First choice for the Lib Dems would be working with the Tories
While I certainly would agree that the first choice would naturally be to go to the Tories- Clegg's pledge after all was to talk to the party "with the largest number of seats and votes"- as David Laws noted in his autobiographical-history Coalition the major barriers to coalition with Labour, something that the party as a whole favoured, were the numerical concerns of a working majority, which are eliminated in this scenario (a 80-70 seat majority would be achieved with a Lab-Lib Government), and Brown, who the Lib Dems did not want to prop up. A full coalition with either party would be sought after, as was Chris Huhne's recommendation on the morning of Cameron's Big Open Offer IoTL, and although Clegg would still talk to Cameron first with Gordon pleading on the phone for Nick to come over and be agreeable, Brown can make a stronger case for a Coalition than the desperate rainbow faff of OTL, and as much as Nick may prefer Cameron, he'd face internal opposition that would overwhelm him if he tried to go with the Tories.

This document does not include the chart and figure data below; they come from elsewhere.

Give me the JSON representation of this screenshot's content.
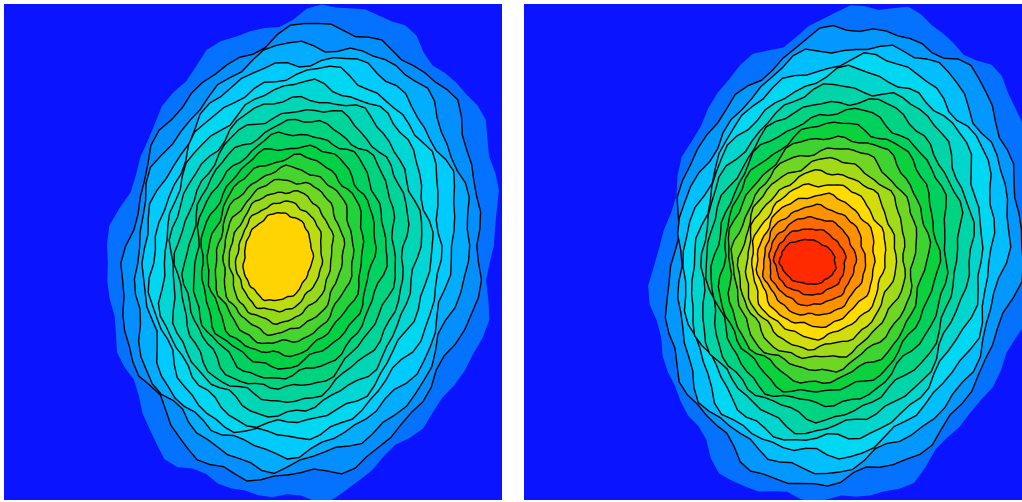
{
  "chart_data": [
    {
      "type": "heatmap",
      "subtype": "filled-contour",
      "title": "",
      "xlabel": "",
      "ylabel": "",
      "axes_visible": false,
      "grid": false,
      "legend": "none",
      "colormap": [
        "#0a14ff",
        "#00d8ff",
        "#00d040",
        "#ffe000",
        "#ff1e00"
      ],
      "contour_line_color": "#000000",
      "contour_levels": 16,
      "peak_relative_intensity": 0.72,
      "peak_color": "#ffc000",
      "center_color": "#ffd400",
      "peak_location_relative": [
        0.55,
        0.51
      ],
      "shape": "single peak, elongated blob"
    },
    {
      "type": "heatmap",
      "subtype": "filled-contour",
      "title": "",
      "xlabel": "",
      "ylabel": "",
      "axes_visible": false,
      "grid": false,
      "legend": "none",
      "colormap": [
        "#0a14ff",
        "#00d8ff",
        "#00d040",
        "#ffe000",
        "#ff1e00"
      ],
      "contour_line_color": "#000000",
      "contour_levels": 18,
      "peak_relative_intensity": 1.0,
      "peak_color": "#ff1e00",
      "center_color": "#ff2a00",
      "peak_location_relative": [
        0.57,
        0.52
      ],
      "shape": "single peak, elongated blob"
    }
  ]
}
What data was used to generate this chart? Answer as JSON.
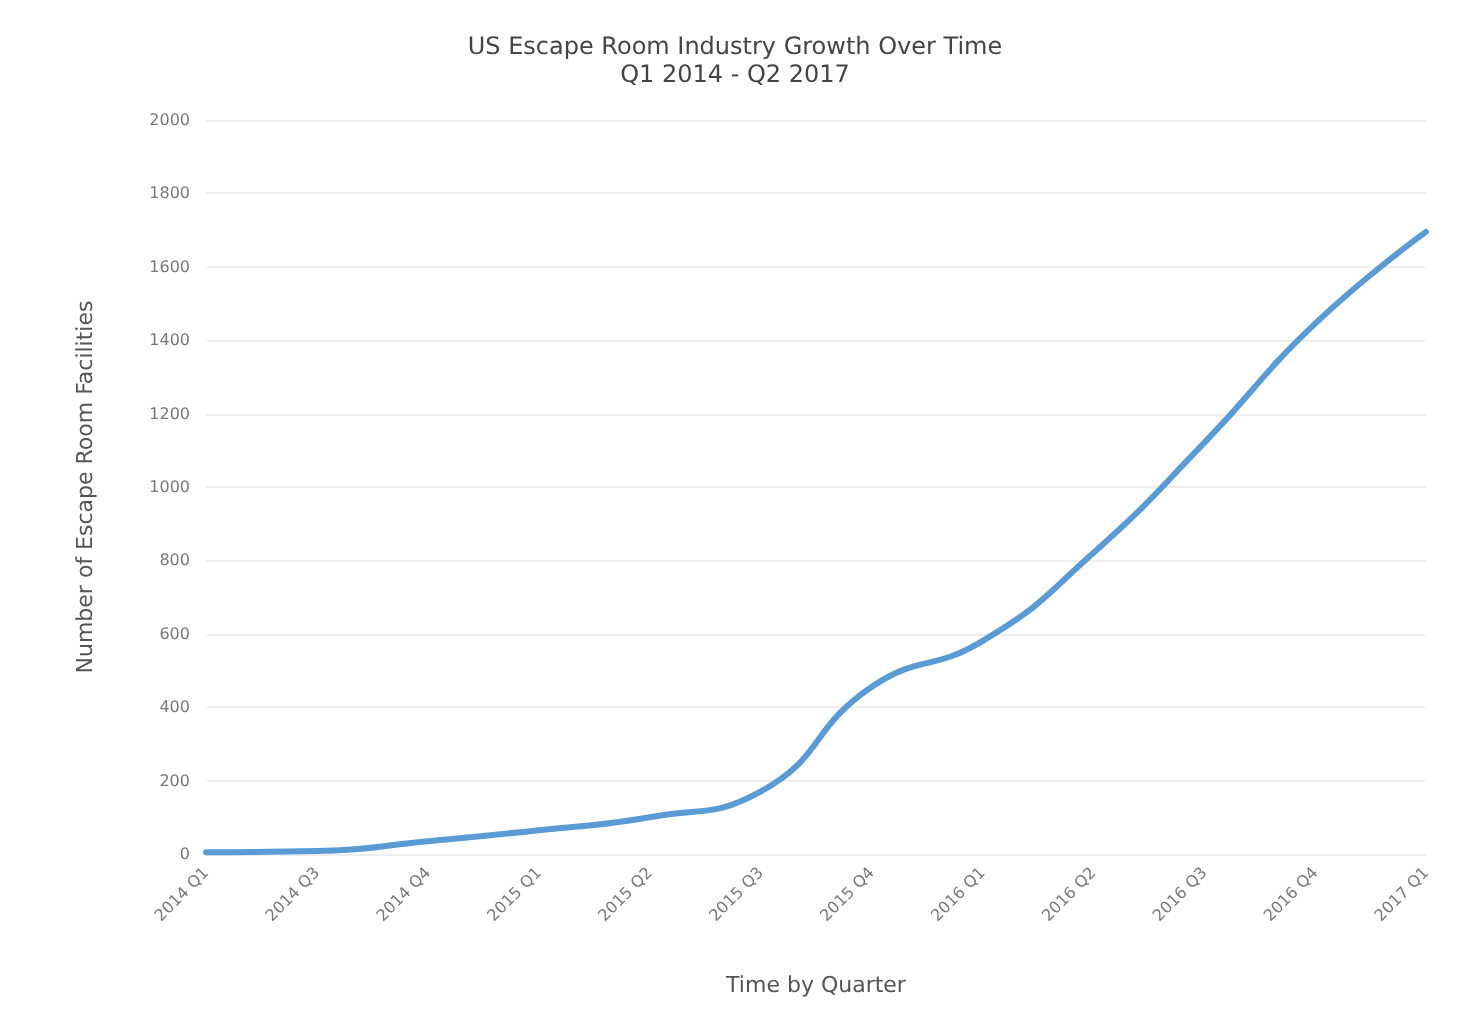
{
  "chart_data": {
    "type": "line",
    "title": "US Escape Room Industry Growth Over Time",
    "subtitle": "Q1 2014 - Q2 2017",
    "xlabel": "Time by Quarter",
    "ylabel": "Number of Escape Room Facilities",
    "categories": [
      "2014 Q1",
      "2014 Q3",
      "2014 Q4",
      "2015 Q1",
      "2015 Q2",
      "2015 Q3",
      "2015 Q4",
      "2016 Q1",
      "2016 Q2",
      "2016 Q3",
      "2016 Q4",
      "2017 Q1"
    ],
    "series": [
      {
        "color": "#5b9bd5",
        "values": [
          5,
          8,
          35,
          65,
          100,
          170,
          455,
          580,
          820,
          1120,
          1445,
          1695
        ]
      }
    ],
    "ylim": [
      0,
      2000
    ],
    "yticks": [
      0,
      200,
      400,
      600,
      800,
      1000,
      1200,
      1400,
      1600,
      1800,
      2000
    ],
    "grid": "y",
    "marker": "none",
    "line_style": "solid"
  }
}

The triple lock is what I think makes it impossible for the Lib Dems to go to the Blue in this scenario. As strong as Brown's case to go for a Lab-Lib Coalition would be, so would the case against the Con-Lib Coalition once Clegg's gets to talking to his MPs, as the problem of the Tories being the Liberals 'natural' enemy becomes more weighted once there is a viable alternative to them, and while the MPs of course also didn't want to prop up an unpopular second Brown administration, Brown was publicly willing to fall on his sword OTL just at the desperate grasps at such a Coalition, and there would be no question that once his Leadership became the biggest problem, he'd also sacrifice himself for the betterment of the Country, and if a proper Government could be wrangled, than the likes of Balls would take negotiations, as much as they strung, more seriously- or maybe he'd still act entitled- at the end of the day I think the only way forward, in such a position, would be for Labour and Liberal Democrats to meet in the proverbial and literal rose garden.